Her leader had a point. After the debacle with Bertie, I’d decided it was time to get serious about sheep care. We couldn’t have her living on Earl’s porch forever.
I wondered if I should send Seth and Earl to go to Sara’s poultry club. Maybe there was a sheep version they could attend.
“Well, I like the sound of that club of yours. Maybe you’d like to be a vet when you grow up.”
“I’m getting a C in science,” she said.
“Oh.”
I pulled into the Grow Right parking lot. It wasn’t yet eight-thirty in the morning but on either side of us farmers were already parked, waiting for the store to open. It was a marvelous feeling. There we were, a row of early risers waiting in our trucks for the feed store to open. One old guy to my left nodded at me and I was filled with a sense of camaraderie.
At exactly 8:30 a.m. a Grow Right clerk in a green smock shirt unlocked the front door. As one, the farmers around us opened their truck doors. The morning sky was bright and cloudless and the air was crisp in my nostrils. I thought I could smell a hint of the ocean.
“Come on, Sara,” I said, as we joined the lineup of farmers filtering into the store.
I sent Sara to pick out a halter and a lead rope, a large water bucket and a black rubber feed bucket. It was high time Bertie had something to drink out of other than the old pasta pot, especially considering all she’d been through. We could do better than that for her. I asked the clerk about the best kind of fencing for a portable corral.
“You want the one-inch Flex-Fencing,” she said. “And the Stomp ‘Er polyethylene posts.”
“Easy to put up?”
“You betcha,” she said. “The posts are dead easy. Some people bring them on trail rides and set them up overnight for their horses so they don’t have to hobble ‘em. Easier and cheaper than driving wood posts and putting up board fences.”
“Perfect!”
The Omnivore’s Dilemma
, in addition to changing the way I think about corn, also introduced me to the work of Joel Salatin, who runs Polyface Farm in Virginia. His father bought a worn-out farm in 1961 and now it’s one of the most productive acreages in America and it supports three generations of the family. They specialize in “beyond organic” meat and produce. I could see Woefield being that kind of success story. I really could. According to Salatin, it’s all about understanding perennial prairie polycultures, respecting animal individuality and soil health. At Polyface they move the animals around all the time to achieve maximal grass growth. It’s a revolutionary concept in this era of big agribusiness and monocultures! And it all depends on local knowledge.
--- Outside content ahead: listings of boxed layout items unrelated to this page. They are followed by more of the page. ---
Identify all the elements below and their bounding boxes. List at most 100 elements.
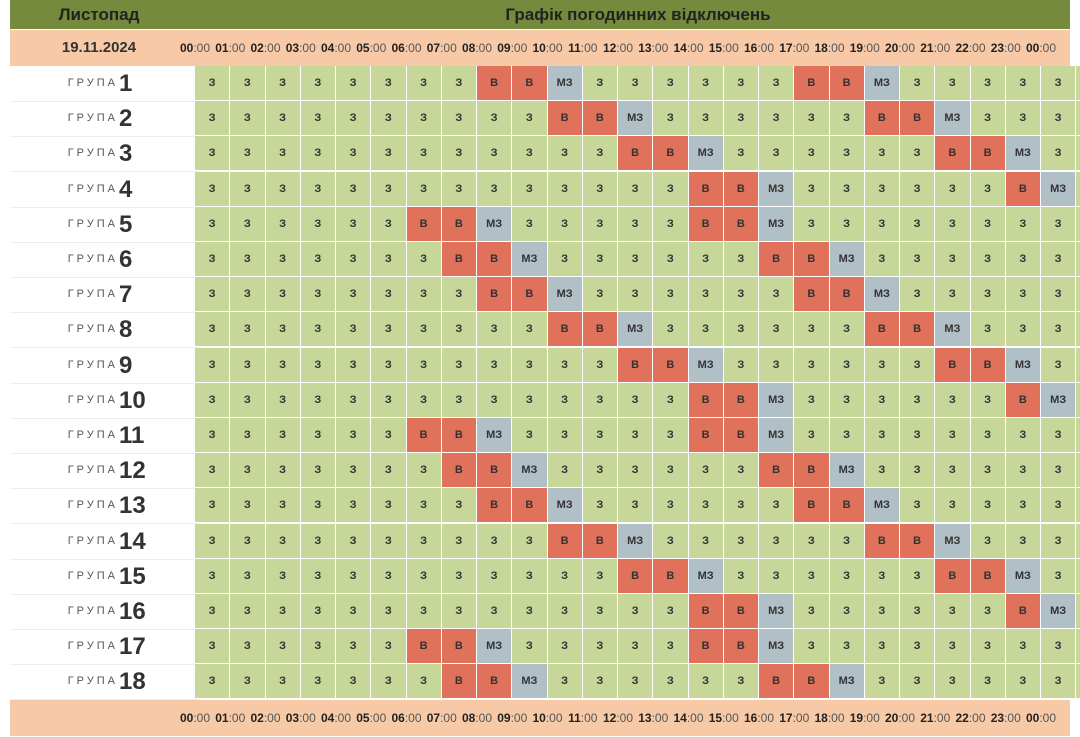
hour-cell: З [1041, 664, 1077, 700]
hour-cell: З [195, 594, 231, 629]
hour-cell: З [406, 171, 442, 207]
hour-cell: МЗ [759, 594, 795, 629]
hour-cell: МЗ [935, 101, 971, 137]
hour-cell: З [829, 382, 865, 418]
hour-cell: З [900, 136, 936, 172]
hour-cell: З [265, 664, 301, 700]
group-label: ГРУПА 17 [10, 629, 200, 666]
hour-cell: З [477, 594, 513, 629]
hour-cell: МЗ [547, 66, 583, 101]
hour-cell: З [441, 523, 477, 559]
hour-cell: З [300, 523, 336, 559]
hour-cell: В [723, 594, 759, 629]
hour-cell: З [829, 206, 865, 242]
hour-cell: З [195, 453, 231, 489]
hour-cell: З [300, 171, 336, 207]
hour-cell: З [723, 347, 759, 383]
hour-cell: В [477, 66, 513, 101]
hour-cell: З [406, 136, 442, 172]
hour-cell: З [653, 382, 689, 418]
hour-cell: З [688, 523, 724, 559]
hour-cell: З [477, 347, 513, 383]
hour-label: 07:00 [426, 41, 457, 55]
hour-cell: З [1041, 101, 1077, 137]
hour-cell: В [441, 242, 477, 277]
hour-cell: З [406, 101, 442, 137]
hour-label: 00:00 [1025, 41, 1057, 55]
hour-cell: З [195, 206, 231, 242]
hour-cell: З [371, 171, 407, 207]
hour-cell: З [195, 523, 231, 559]
row-edge [1076, 347, 1080, 383]
group-row: ГРУПА 17 З З З З З З В В МЗ З З З З З В В МЗ З З З З З З З З [10, 629, 1080, 666]
hour-cell: З [970, 488, 1006, 524]
hour-cell: МЗ [512, 453, 548, 489]
group-word: ГРУПА [67, 640, 118, 653]
hour-cell: З [371, 629, 407, 665]
hour-cell: МЗ [759, 418, 795, 453]
hour-cell: З [300, 418, 336, 453]
hour-cell: МЗ [512, 664, 548, 700]
hour-cell: В [864, 101, 900, 137]
hour-cell: З [653, 488, 689, 524]
group-label: ГРУПА 16 [10, 594, 200, 630]
hour-cell: В [759, 242, 795, 277]
hour-cell: З [265, 206, 301, 242]
group-label: ГРУПА 2 [10, 101, 200, 138]
group-label: ГРУПА 18 [10, 664, 200, 701]
hour-cell: З [970, 171, 1006, 207]
hour-cell: З [759, 277, 795, 313]
hour-cell: МЗ [477, 418, 513, 453]
hour-cell: З [935, 629, 971, 665]
hour-cell: З [406, 488, 442, 524]
hour-cell: З [1005, 66, 1041, 101]
hour-label: 21:00 [920, 41, 951, 55]
hour-cell: З [935, 594, 971, 629]
hour-cell: З [371, 66, 407, 101]
hour-cell: З [195, 312, 231, 348]
hour-cell: З [864, 594, 900, 629]
hour-cell: З [300, 101, 336, 137]
hour-cell: З [406, 558, 442, 594]
hour-cell: З [1041, 347, 1077, 383]
hour-label: 03:00 [285, 711, 316, 725]
hour-cell: З [900, 629, 936, 665]
hour-label: 10:00 [532, 41, 563, 55]
hour-cell: В [582, 523, 618, 559]
hour-cell: З [1005, 488, 1041, 524]
group-word: ГРУПА [67, 464, 118, 477]
hour-cell: З [441, 66, 477, 101]
group-number: 5 [119, 210, 133, 238]
hour-cell: З [512, 523, 548, 559]
hour-label: 22:00 [955, 41, 986, 55]
hour-cell: З [935, 171, 971, 207]
hour-cell: З [406, 66, 442, 101]
hour-cell: З [1041, 312, 1077, 348]
hour-cell: З [195, 488, 231, 524]
hour-label: 15:00 [708, 711, 739, 725]
hour-cell: З [618, 206, 654, 242]
group-word: ГРУПА [67, 217, 118, 230]
hour-cell: МЗ [477, 206, 513, 242]
hour-cell: З [371, 488, 407, 524]
hour-cell: З [794, 523, 830, 559]
hour-cell: В [547, 523, 583, 559]
hour-cell: З [1041, 558, 1077, 594]
hour-cell: З [1005, 206, 1041, 242]
group-number: 18 [119, 668, 146, 696]
page-title: Графік погодинних відключень [505, 5, 771, 24]
hour-label: 02:00 [250, 41, 281, 55]
hour-label: 06:00 [391, 711, 422, 725]
hour-cell: МЗ [935, 523, 971, 559]
hour-cell: З [864, 242, 900, 277]
hour-cell: В [477, 277, 513, 313]
hour-cell: З [336, 277, 372, 313]
group-row: ГРУПА 4 З З З З З З З З З З З З З З В В МЗ З З З З З З В МЗ [10, 171, 1080, 208]
hour-cell: З [265, 488, 301, 524]
hour-cell: В [794, 488, 830, 524]
hour-cell: З [512, 206, 548, 242]
hour-label: 20:00 [884, 41, 916, 55]
hour-cell: З [970, 277, 1006, 313]
hour-label: 05:00 [356, 711, 387, 725]
hour-cell: В [406, 206, 442, 242]
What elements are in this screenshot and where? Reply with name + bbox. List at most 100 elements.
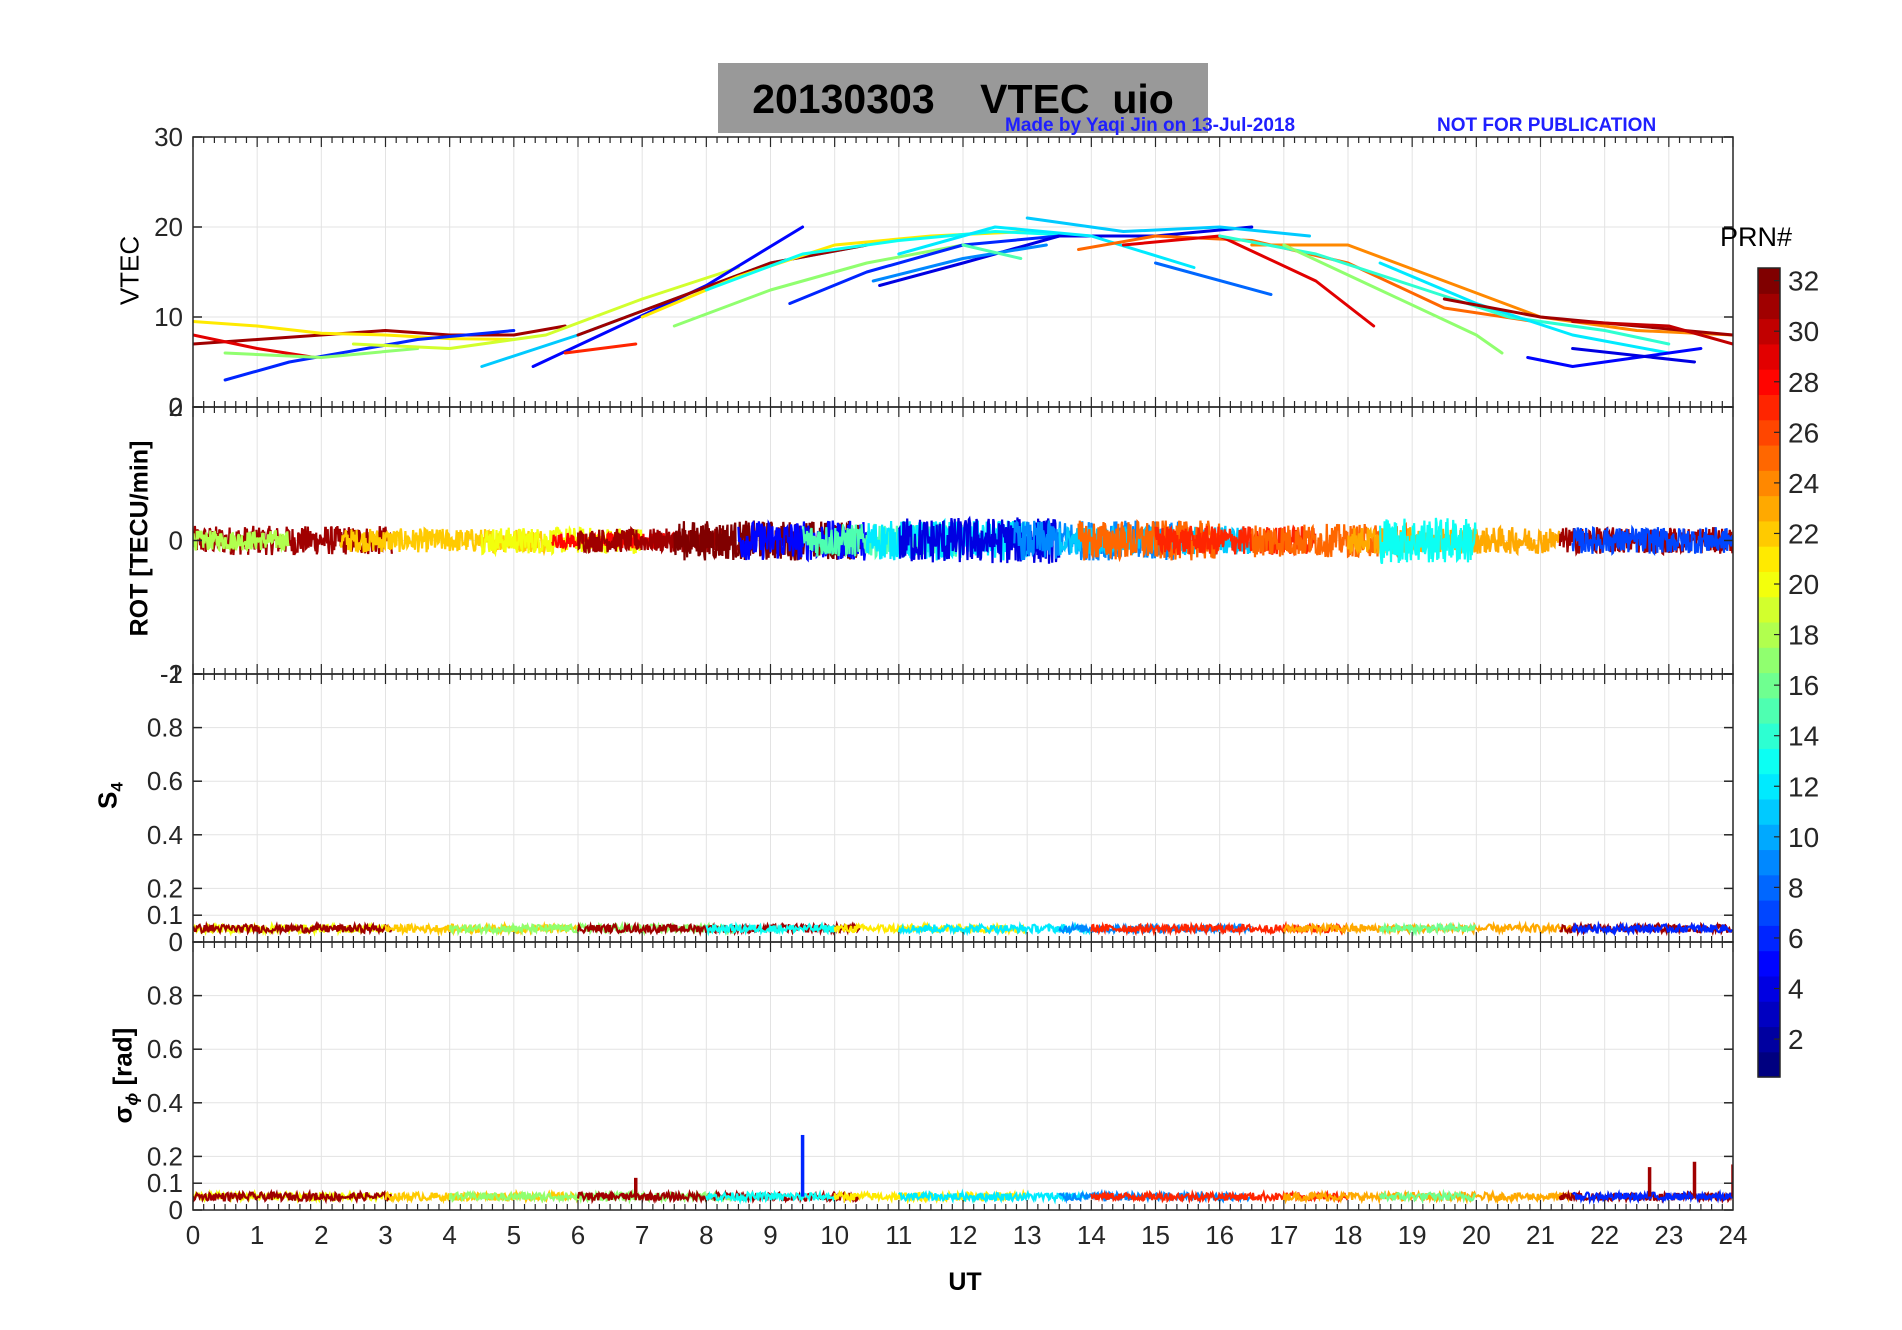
colorbar-swatch — [1758, 849, 1780, 876]
xtick-label: 9 — [763, 1220, 777, 1250]
colorbar-swatch — [1758, 1001, 1780, 1028]
colorbar-swatch — [1758, 697, 1780, 724]
vtec-series-group — [193, 216, 1733, 382]
rot-series-group — [193, 515, 1733, 565]
xtick-label: 16 — [1205, 1220, 1234, 1250]
xtick-label: 8 — [699, 1220, 713, 1250]
colorbar-swatch — [1758, 343, 1780, 370]
sigma-ylabel: σϕ [rad] — [107, 1027, 142, 1124]
colorbar-swatch — [1758, 874, 1780, 901]
vtec-series-line — [1378, 261, 1671, 355]
colorbar-swatch — [1758, 621, 1780, 648]
sigma-series-line — [1558, 1189, 1733, 1205]
colorbar-tick-label: 2 — [1788, 1024, 1804, 1055]
s4-ylabel: S4 — [92, 782, 127, 809]
vtec-series-line — [193, 324, 567, 346]
s4-series-line — [1379, 921, 1477, 937]
vtec-series-line — [1526, 347, 1703, 368]
vtec-series-line — [1250, 243, 1733, 337]
sigma-series-line — [898, 1188, 1091, 1205]
colorbar-swatch — [1758, 723, 1780, 749]
colorbar-tick-label: 6 — [1788, 923, 1804, 954]
sigma-ytick-label: 0.4 — [147, 1088, 183, 1118]
vtec-series-line — [1571, 347, 1696, 364]
colorbar-swatch — [1758, 1026, 1780, 1053]
xtick-label: 5 — [507, 1220, 521, 1250]
colorbar-swatch — [1758, 293, 1780, 320]
xtick-label: 20 — [1462, 1220, 1491, 1250]
colorbar-title: PRN# — [1720, 222, 1793, 252]
xtick-label: 14 — [1077, 1220, 1106, 1250]
rot-ytick-label: -2 — [160, 659, 183, 689]
s4-ytick-label: 0 — [169, 927, 183, 957]
colorbar-swatch — [1758, 900, 1780, 926]
colorbar-swatch — [1758, 798, 1780, 825]
rot-ylabel: ROT [TECU/min] — [125, 440, 154, 637]
colorbar-tick-label: 30 — [1788, 316, 1819, 347]
sigma-series-line — [705, 1189, 836, 1205]
colorbar-swatch — [1758, 495, 1780, 522]
vtec-ytick-label: 30 — [154, 122, 183, 152]
colorbar-swatch — [1758, 975, 1780, 1002]
colorbar-tick-label: 8 — [1788, 872, 1804, 903]
colorbar-tick-label: 10 — [1788, 822, 1819, 853]
vtec-series-line — [1025, 216, 1311, 238]
sigma-ytick-label: 0.2 — [147, 1141, 183, 1171]
s4-ytick-label: 0.4 — [147, 820, 183, 850]
vtec-series-line — [897, 225, 1196, 269]
colorbar-swatch — [1758, 268, 1780, 294]
xtick-label: 3 — [378, 1220, 392, 1250]
sigma-series-line — [193, 1188, 393, 1205]
s4-series-line — [193, 920, 393, 936]
s4-series-line — [897, 920, 1092, 937]
colorbar-tick-label: 16 — [1788, 670, 1819, 701]
colorbar-swatch — [1758, 369, 1780, 396]
xtick-label: 12 — [949, 1220, 978, 1250]
vtec-ytick-label: 10 — [154, 302, 183, 332]
xtick-label: 22 — [1590, 1220, 1619, 1250]
axes-layer: 0102030-20200.10.20.40.60.8100.10.20.40.… — [147, 122, 1748, 1250]
xtick-label: 6 — [571, 1220, 585, 1250]
vtec-series-line — [531, 225, 805, 368]
vtec-series-line — [576, 243, 869, 337]
xtick-label: 2 — [314, 1220, 328, 1250]
vtec-series-line — [704, 230, 1093, 292]
xtick-label: 19 — [1398, 1220, 1427, 1250]
s4-ytick-label: 0.2 — [147, 873, 183, 903]
colorbar-swatch — [1758, 444, 1780, 471]
vtec-series-line — [961, 243, 1023, 260]
colorbar-tick-label: 22 — [1788, 518, 1819, 549]
rot-ytick-label: 2 — [169, 392, 183, 422]
vtec-series-line — [480, 243, 869, 368]
rot-series-line — [193, 530, 290, 553]
colorbar-swatch — [1758, 520, 1780, 547]
colorbar-tick-label: 32 — [1788, 266, 1819, 297]
xtick-label: 10 — [820, 1220, 849, 1250]
vtec-ytick-label: 0 — [169, 392, 183, 422]
vtec-series-line — [878, 225, 1254, 287]
s4-series-line — [1571, 920, 1733, 937]
vtec-series-line — [1154, 261, 1273, 296]
sigma-series-line — [1282, 1189, 1573, 1205]
sigma-series-group — [193, 1134, 1733, 1205]
vtec-series-line — [672, 243, 965, 328]
xtick-label: 21 — [1526, 1220, 1555, 1250]
xtick-label: 4 — [442, 1220, 456, 1250]
colorbar-tick-label: 20 — [1788, 569, 1819, 600]
xtick-label: 0 — [186, 1220, 200, 1250]
vtec-series-line — [223, 329, 516, 382]
colorbar-tick-label: 4 — [1788, 974, 1804, 1005]
sigma-axes-box — [192, 941, 1734, 1211]
sigma-ytick-label: 0.8 — [147, 981, 183, 1011]
vtec-series-line — [1121, 234, 1376, 328]
xtick-label: 15 — [1141, 1220, 1170, 1250]
xtick-label: 24 — [1719, 1220, 1748, 1250]
vtec-ytick-label: 20 — [154, 212, 183, 242]
xtick-label: 11 — [885, 1220, 912, 1250]
colorbar-swatch — [1758, 571, 1780, 598]
s4-ytick-label: 0.6 — [147, 766, 183, 796]
colorbar-swatch — [1758, 419, 1780, 446]
xtick-label: 18 — [1334, 1220, 1363, 1250]
vtec-series-line — [193, 320, 516, 341]
s4-series-line — [1282, 920, 1573, 937]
Of course, the Salatins are a big family and so they have an abundance of workers. I’m not planning to have children, because of my concerns about overpopulation, but I believe that many people are eager to find useful and meaningful work.
The other thing I thought about as we shopped for fencing was the quote on Joel Salatin’s website about respecting the “pigness of the pig.” I love that. It was time we started respecting the sheepness of our sheep. I was just having trouble getting a handle on what Bertie’s sheepness was, if you catch my meaning. She was so inexpressive. I think it might have been easier to start with a pig.